Links from class:
Ford-Fulkerson algorithm for solving maximum flow problems
In class today we discussed two algorithms for computing the maximum flow of a network graph: Ford-Fulkerson and Edmonds-Karp. Both are the same in implementaion except for that Ford-Fulkerson uses DFS to find augmenting paths whereas Edmonds-Karp uses BFS.

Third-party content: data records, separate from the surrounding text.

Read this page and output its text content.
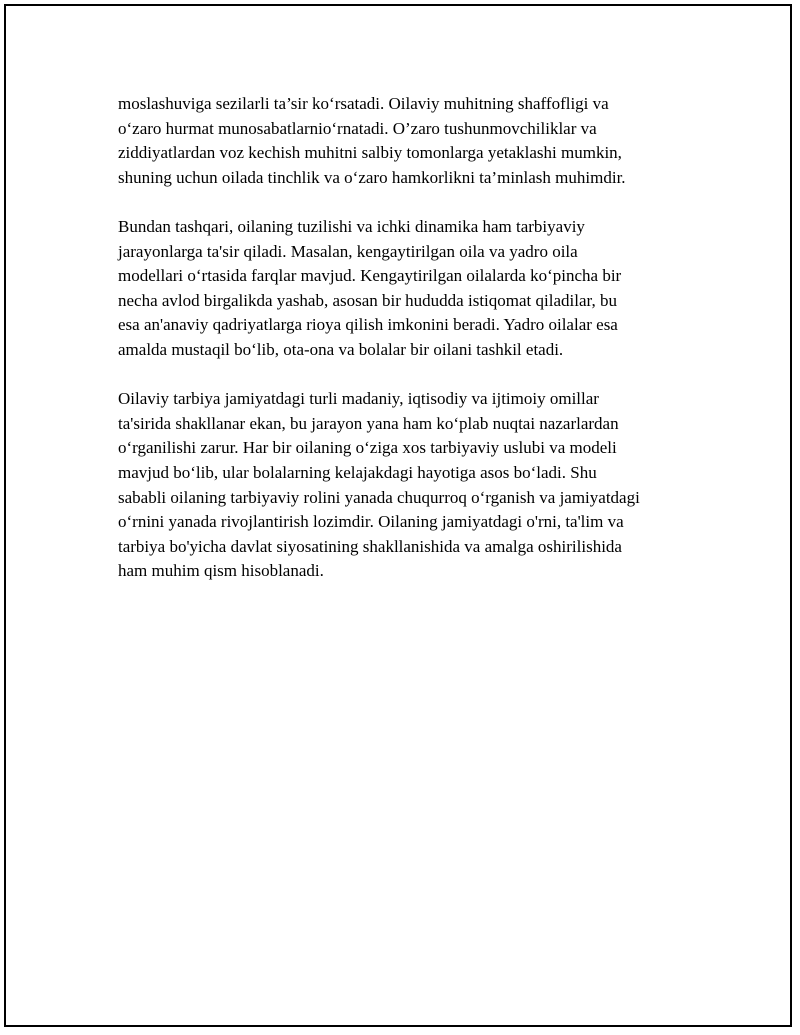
moslashuviga sezilarli ta’sir ko‘rsatadi. Oilaviy muhitning shaffofligi va
o‘zaro hurmat munosabatlarnio‘rnatadi. O’zaro tushunmovchiliklar va
ziddiyatlardan voz kechish muhitni salbiy tomonlarga yetaklashi mumkin,
shuning uchun oilada tinchlik va o‘zaro hamkorlikni ta’minlash muhimdir.
Bundan tashqari, oilaning tuzilishi va ichki dinamika ham tarbiyaviy
jarayonlarga ta'sir qiladi. Masalan, kengaytirilgan oila va yadro oila
modellari o‘rtasida farqlar mavjud. Kengaytirilgan oilalarda ko‘pincha bir
necha avlod birgalikda yashab, asosan bir hududda istiqomat qiladilar, bu
esa an'anaviy qadriyatlarga rioya qilish imkonini beradi. Yadro oilalar esa
amalda mustaqil bo‘lib, ota-ona va bolalar bir oilani tashkil etadi.
Oilaviy tarbiya jamiyatdagi turli madaniy, iqtisodiy va ijtimoiy omillar
ta'sirida shakllanar ekan, bu jarayon yana ham ko‘plab nuqtai nazarlardan
o‘rganilishi zarur. Har bir oilaning o‘ziga xos tarbiyaviy uslubi va modeli
mavjud bo‘lib, ular bolalarning kelajakdagi hayotiga asos bo‘ladi. Shu
sababli oilaning tarbiyaviy rolini yanada chuqurroq o‘rganish va jamiyatdagi
o‘rnini yanada rivojlantirish lozimdir. Oilaning jamiyatdagi o'rni, ta'lim va
tarbiya bo'yicha davlat siyosatining shakllanishida va amalga oshirilishida
ham muhim qism hisoblanadi.
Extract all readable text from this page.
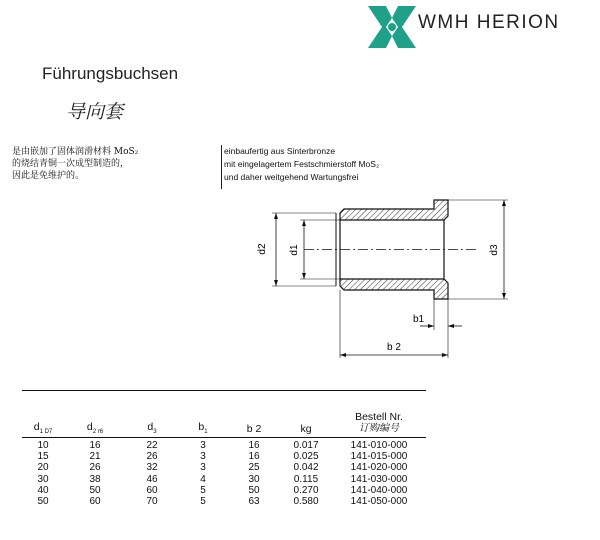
WMH HERION
Führungsbuchsen
导向套
是由嵌加了固体润滑材料 MoS₂
的烧结青铜一次成型制造的，
因此是免维护的。
einbaufertig aus Sinterbronze
mit eingelagertem Festschmierstoff MoS₂
und daher weitgehend Wartungsfrei
d2 d1	d3
b1
b 2

$d_{1 D7}$	$d_{2 r6}$	$d_3$	$b_1$	b 2	kg	Bestell Nr.
订购编号

10	16	22	3	16	0.017	141-010-000
15	21	26	3	16	0.025	141-015-000
20	26	32	3	25	0.042	141-020-000
30	38	46	4	30	0.115	141-030-000
40	50	60	5	50	0.270	141-040-000
50	60	70	5	63	0.580	141-050-000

Below is an implementation of Edmonds-Karp you may use for any max flow problems you encounter!
class MaxFlow {
/**
* MAX FLOW - Edmonds Karp algorithm
*/
private final static int NN = 256; // max number of nodes
private int[][] cap = new int[NN][NN];
private int[][] fnet = new int[NN][NN];
// BFS
private int[] q = new int[NN];
private int[] prev = new int[NN];
private int qf, qb;
private int edmondsKarp(int n, int s, int t) {
for (int i = 0; i < n; i++) {
for (int j = 0; j < n; j++) {
fnet[i][j] = 0;
}
}
int flow = 0;
while (true) {
// find an augmenting path
for (int i = 0; i < n; i++) {
prev[i] = -1;
}
qf = qb = 0;
prev[s] = -2;
q[qb++] = s;
while (qb > qf && prev[t] == -1) {
int u = q[qf++];
int v = 0;
while (v < n) {
if (prev[v] == -1 && fnet[u][v] - fnet[v][u] < cap[u][v]) {
prev[v] = u;
q[qb++] = v;
}
v++;
}
}
// see if we are done
if (prev[t] == -1)
break;
// get the bottleneck capacity
int bot = Integer.MAX_VALUE;
int v = t;
int u = prev[v];
while (u >= 0) {
bot = Math.min(bot, cap[u][v] - fnet[u][v] + fnet[v][u]);
v = u;
u = prev[v];
}
// update the flow network
v = t;
u = prev[v];
while (u >= 0) {
fnet[u][v] += bot;
v = u;
u = prev[v];
}
flow += bot;
}
return flow;
}
private void addEdge(int u, int v, int cp) {
cap[u][v] += cp;
}
private void addEdgeUndirected(int u, int v, int cp) {
addEdge(u, v, cp);
addEdge(v, u, cp);
}
/* Max Flow example usage (UVa 820 sample network) */
private void maxFlowExample() {
int n = 4;
/* CLEAR - add source/sink if needed */
for (int i = 0; i < n; i++) {
for (int j = 0; j < n; j++) {
cap[i][j] = 0;
}
}
addEdgeUndirected(0, 1, 20);
addEdgeUndirected(0, 2, 10);
addEdgeUndirected(1, 2, 5);
addEdgeUndirected(1, 3, 10);
addEdgeUndirected(2, 3, 20);
int s = 0, t = 3;
int flow = edmondsKarp(n, s, t);
System.out.println("Flow: " + flow);
}
public static void main(String args[]) {
MaxFlow mf = new MaxFlow();
mf.maxFlowExample();
}
}
Sieve of Eratosthenes
We also talked in class about generating all the primes between 2 and N. Below an implementation of the Sieve of Eratosthenes you may use to generate prime numbers.
/*
* Sieve of Eratosthenes
*/
private void sieve() {
int lim = (int) (Math.round(Math.sqrt(SIEVE_SIZE))) + 1;
nonPrimes[0] = true;
nonPrimes[1] = true;
for (int i = 4; i < SIEVE_SIZE; i += 2) {
nonPrimes[i] = true;
}
for (int i = 3; i <= lim; i += 2) {
if (!nonPrimes[i]) {
int tmp = i * i;
while (tmp < SIEVE_SIZE) {
nonPrimes[tmp] = true;
tmp += i << 1;
}
}
}
}
For next class
Assigned readings:
- Sections: 4.6 (max flow), 5 (read the first couple of sections, and dive deeper into topics that interest you)
Assigned exercises:
- Pick your final problem and email me by Saturday evening so I know that you’ve picked one.